Given my tire experience last weekend, Chuck Murray’s recent post, “Purdue Develops Damage-Sensing Tire”, was a real attention grabber.
I had four Goodyear tires that were rated for 60,000-mile lifetimes, and my car had just turned 52,000 miles. So, the tires were near the end of their safe, useful lives, but they should still have had a few thousand miles left before replacement was necessary.
Nonetheless, at 65 miles per hour on the northbound I35E freeway between Dallas and Denton, Texas my front left tire began to make strange noises, and I started to lose control of the car. Thankfully, the cars around me yielded, and I was able to safely pull over to the shoulder and exit the highway before the tire was completely lost. When I got out and inspected the tire, I immediately saw it was a total loss.
After waiting an infuriating 2 hours for a AAA tow truck, which never arrived, I finally broke down and changed the tire myself.

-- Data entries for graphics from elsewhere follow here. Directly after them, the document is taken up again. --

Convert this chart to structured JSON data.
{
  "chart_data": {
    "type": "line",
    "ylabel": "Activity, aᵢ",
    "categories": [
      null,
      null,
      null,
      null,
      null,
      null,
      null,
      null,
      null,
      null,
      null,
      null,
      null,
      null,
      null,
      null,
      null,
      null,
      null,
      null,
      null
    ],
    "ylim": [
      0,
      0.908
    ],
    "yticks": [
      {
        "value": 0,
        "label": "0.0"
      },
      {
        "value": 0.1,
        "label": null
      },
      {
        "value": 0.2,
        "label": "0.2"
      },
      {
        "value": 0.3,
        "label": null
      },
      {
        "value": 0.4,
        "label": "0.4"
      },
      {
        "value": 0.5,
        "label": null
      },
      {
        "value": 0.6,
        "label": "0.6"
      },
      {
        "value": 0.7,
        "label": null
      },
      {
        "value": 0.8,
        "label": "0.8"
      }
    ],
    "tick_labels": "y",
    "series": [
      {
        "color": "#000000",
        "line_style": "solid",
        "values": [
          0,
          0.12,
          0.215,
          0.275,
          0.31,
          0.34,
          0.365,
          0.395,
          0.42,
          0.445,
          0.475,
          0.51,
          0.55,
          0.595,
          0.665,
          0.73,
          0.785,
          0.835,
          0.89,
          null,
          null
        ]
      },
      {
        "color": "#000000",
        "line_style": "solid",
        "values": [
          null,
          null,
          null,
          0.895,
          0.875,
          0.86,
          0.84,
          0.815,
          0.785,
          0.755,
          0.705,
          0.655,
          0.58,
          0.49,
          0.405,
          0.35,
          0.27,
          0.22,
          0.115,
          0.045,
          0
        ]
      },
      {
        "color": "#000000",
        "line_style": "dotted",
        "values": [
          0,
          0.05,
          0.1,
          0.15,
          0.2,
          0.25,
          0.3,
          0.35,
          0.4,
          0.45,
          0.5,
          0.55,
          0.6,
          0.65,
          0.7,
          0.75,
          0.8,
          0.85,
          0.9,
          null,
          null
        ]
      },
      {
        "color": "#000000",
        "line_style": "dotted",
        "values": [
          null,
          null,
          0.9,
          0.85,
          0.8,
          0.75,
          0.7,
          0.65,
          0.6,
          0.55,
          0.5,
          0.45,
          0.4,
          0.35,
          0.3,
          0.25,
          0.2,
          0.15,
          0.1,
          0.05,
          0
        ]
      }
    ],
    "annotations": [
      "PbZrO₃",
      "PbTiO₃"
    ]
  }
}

While my car and I are okay, the outcome could have been very different. I might have lost control of the car and gotten into a serious accident. However, if my tire had been able to warn me that it was about to fail, as will soon be possible from Purdue’s tire research, disaster could have been safely averted.
I had all four tires replaced immediately after the incident. Sears gave me a choice between several tire brands, including Goodyear. I picked 90,000-mile tires from Michelin instead.